-
-
Notifications
You must be signed in to change notification settings - Fork 370
Description
Is your feature request related to a problem? Please describe.
When SchemaError occurs in pandera, it outputs the full log of all schema-errored elements. This becomes problematic when validating large dataframes with many validation failures, as the error log can become tremendous - potentially thousands of lines long. This makes it difficult to read error messages, can crash terminals or notebooks (this is the main motivation why I raised this issue and implemented), and makes debugging harder as the important information gets buried in excessive output.
Describe the solution you'd like
Add a configurable limit to the number of failure cases shown in SchemaError messages. The implementation should:
- Set a default limit of 100 failure cases shown
- Allow configuration via environment variable PANDERA_MAX_FAILURE_CASES
- Support runtime configuration through config_context(max_failure_cases=n)
- Use -1 as a special value to show all failure cases (unlimited)
- Use 0 to show only the count without examples
- When truncated, display a message like "... and X more failure cases (Y total)"
Describe alternatives you've considered
- Fixed hard limit: Simply truncate at a fixed number (e.g., always show 10) - rejected because different use cases need different limits
- Log to file: Dump full errors to a file instead of console - rejected as it adds complexity and doesn't solve the immediate visibility problem
- Sampling: Show a random sample of errors - rejected because the first N errors are often more informative than a random sample
- Using None for unlimited: Considered using Optional[int] with None meaning unlimited - rejected in favor of -1 as sentinel value to keep the type as int
Additional context
#2095
This feature is particularly important for:
- Data pipelines processing large datasets (millions of rows)
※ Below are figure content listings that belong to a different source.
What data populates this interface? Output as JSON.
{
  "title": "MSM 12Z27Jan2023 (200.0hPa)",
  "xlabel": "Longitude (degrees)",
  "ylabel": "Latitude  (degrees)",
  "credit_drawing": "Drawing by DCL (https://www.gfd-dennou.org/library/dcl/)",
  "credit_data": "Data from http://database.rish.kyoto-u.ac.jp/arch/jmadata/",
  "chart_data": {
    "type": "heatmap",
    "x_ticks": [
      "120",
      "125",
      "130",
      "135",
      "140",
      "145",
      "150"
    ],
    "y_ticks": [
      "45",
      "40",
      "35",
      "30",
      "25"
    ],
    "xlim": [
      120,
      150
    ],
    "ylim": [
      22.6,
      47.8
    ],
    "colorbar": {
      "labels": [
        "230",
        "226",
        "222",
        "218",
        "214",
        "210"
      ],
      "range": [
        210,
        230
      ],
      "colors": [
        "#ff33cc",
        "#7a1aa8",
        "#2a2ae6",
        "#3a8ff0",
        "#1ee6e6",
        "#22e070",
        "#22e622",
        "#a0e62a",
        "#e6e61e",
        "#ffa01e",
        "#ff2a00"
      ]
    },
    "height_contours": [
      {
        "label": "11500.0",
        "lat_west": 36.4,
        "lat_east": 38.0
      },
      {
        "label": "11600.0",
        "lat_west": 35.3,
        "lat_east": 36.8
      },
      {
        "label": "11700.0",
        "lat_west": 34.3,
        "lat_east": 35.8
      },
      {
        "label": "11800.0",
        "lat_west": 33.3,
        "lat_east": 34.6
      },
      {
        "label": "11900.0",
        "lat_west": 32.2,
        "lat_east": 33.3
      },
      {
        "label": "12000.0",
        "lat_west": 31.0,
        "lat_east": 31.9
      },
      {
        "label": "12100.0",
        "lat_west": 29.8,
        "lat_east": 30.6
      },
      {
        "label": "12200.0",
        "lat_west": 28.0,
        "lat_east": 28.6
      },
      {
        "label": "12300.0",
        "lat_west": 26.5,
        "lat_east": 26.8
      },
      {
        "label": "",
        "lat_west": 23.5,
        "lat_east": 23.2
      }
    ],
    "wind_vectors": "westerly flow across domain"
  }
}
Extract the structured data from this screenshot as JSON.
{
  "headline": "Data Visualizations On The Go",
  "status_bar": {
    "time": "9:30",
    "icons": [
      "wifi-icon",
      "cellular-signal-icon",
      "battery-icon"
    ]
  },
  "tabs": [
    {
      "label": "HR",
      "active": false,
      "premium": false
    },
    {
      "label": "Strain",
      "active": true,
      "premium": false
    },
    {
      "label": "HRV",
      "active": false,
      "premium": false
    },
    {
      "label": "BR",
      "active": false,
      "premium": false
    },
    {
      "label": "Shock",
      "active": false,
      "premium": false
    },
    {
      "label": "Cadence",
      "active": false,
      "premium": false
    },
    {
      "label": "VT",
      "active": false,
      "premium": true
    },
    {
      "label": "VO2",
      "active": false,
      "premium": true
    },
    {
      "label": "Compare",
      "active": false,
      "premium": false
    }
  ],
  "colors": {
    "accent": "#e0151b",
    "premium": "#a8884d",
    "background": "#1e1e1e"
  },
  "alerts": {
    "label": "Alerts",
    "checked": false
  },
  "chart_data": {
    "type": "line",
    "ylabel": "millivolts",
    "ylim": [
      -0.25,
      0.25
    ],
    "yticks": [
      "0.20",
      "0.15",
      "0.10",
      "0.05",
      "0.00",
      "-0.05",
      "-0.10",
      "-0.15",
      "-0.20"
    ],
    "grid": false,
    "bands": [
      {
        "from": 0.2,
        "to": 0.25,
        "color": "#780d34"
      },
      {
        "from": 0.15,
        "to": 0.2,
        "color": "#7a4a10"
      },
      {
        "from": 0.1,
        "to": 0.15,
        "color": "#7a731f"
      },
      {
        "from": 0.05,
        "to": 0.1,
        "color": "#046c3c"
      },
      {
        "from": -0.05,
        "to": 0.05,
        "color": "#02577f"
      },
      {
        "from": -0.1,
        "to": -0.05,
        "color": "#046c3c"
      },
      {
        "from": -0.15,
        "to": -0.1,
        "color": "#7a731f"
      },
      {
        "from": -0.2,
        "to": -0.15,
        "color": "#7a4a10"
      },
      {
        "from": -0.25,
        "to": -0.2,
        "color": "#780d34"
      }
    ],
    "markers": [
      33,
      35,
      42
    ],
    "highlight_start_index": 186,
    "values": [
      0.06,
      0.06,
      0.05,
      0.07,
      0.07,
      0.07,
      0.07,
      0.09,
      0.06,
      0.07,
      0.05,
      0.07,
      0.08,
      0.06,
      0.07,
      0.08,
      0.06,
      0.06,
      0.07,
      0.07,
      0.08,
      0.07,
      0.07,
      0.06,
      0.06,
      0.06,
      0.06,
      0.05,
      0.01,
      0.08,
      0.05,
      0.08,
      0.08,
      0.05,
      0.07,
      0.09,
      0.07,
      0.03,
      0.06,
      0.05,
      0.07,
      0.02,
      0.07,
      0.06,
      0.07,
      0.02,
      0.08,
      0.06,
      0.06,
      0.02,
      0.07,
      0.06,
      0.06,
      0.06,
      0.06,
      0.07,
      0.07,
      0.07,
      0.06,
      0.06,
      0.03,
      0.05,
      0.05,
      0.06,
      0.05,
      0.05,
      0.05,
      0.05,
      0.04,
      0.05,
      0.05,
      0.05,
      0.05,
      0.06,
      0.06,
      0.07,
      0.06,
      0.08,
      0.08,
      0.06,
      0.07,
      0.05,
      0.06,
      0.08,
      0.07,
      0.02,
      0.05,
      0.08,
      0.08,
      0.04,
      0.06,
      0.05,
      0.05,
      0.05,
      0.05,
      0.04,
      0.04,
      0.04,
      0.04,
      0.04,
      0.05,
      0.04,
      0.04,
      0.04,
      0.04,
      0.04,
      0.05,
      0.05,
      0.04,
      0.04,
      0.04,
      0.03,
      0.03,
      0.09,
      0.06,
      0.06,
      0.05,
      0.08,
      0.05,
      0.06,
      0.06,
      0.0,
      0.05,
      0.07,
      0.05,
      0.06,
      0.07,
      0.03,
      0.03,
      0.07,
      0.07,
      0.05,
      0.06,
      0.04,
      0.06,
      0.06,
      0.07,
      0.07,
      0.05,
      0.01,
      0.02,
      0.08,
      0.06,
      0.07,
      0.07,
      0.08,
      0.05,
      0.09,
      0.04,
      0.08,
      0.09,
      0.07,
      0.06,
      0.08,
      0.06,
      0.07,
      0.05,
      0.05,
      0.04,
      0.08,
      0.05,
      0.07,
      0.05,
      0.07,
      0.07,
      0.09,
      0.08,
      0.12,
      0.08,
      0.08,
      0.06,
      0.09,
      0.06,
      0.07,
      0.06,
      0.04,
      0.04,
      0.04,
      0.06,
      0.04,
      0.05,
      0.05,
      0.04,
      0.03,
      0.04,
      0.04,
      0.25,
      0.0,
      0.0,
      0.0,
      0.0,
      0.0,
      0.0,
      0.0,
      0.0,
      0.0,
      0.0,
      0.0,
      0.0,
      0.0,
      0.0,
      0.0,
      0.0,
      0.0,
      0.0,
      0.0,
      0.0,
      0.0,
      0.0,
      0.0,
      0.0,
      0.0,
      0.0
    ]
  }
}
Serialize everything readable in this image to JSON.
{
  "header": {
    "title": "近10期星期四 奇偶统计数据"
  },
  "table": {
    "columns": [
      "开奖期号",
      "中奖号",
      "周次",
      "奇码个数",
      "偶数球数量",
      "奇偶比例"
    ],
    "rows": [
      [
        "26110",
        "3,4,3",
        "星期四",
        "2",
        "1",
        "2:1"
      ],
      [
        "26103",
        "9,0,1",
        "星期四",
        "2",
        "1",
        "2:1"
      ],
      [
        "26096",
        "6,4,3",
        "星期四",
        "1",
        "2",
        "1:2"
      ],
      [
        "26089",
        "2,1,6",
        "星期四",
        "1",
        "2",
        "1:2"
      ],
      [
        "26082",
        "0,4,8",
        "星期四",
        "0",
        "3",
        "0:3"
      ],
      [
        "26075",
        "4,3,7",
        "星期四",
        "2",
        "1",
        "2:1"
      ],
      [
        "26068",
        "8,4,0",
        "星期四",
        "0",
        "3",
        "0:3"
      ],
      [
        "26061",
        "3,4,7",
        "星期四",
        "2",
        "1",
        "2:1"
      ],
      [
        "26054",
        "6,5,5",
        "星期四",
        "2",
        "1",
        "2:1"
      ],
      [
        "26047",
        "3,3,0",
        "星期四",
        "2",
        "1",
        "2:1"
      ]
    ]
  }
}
- Initial data exploration where many validation rules might fail
- Production environments where excessive logging can impact performance
- Jupyter notebooks where huge outputs can make the notebook unresponsive
Example of current behavior with a 1M row dataframe having 500K failures:
SchemaError: Column 'amount' failed validator: greater_than(0) failure cases: -1.5, -2.3, -0.1, -5.2, ... [500,000 values printed]
With this feature (default limit=100):
SchemaError: Column 'amount' failed validator: greater_than(0) failure cases: -1.5, -2.3, -0.1, -5.2, ... [96 more values] ... and 499,900 more failure cases (500,000 total)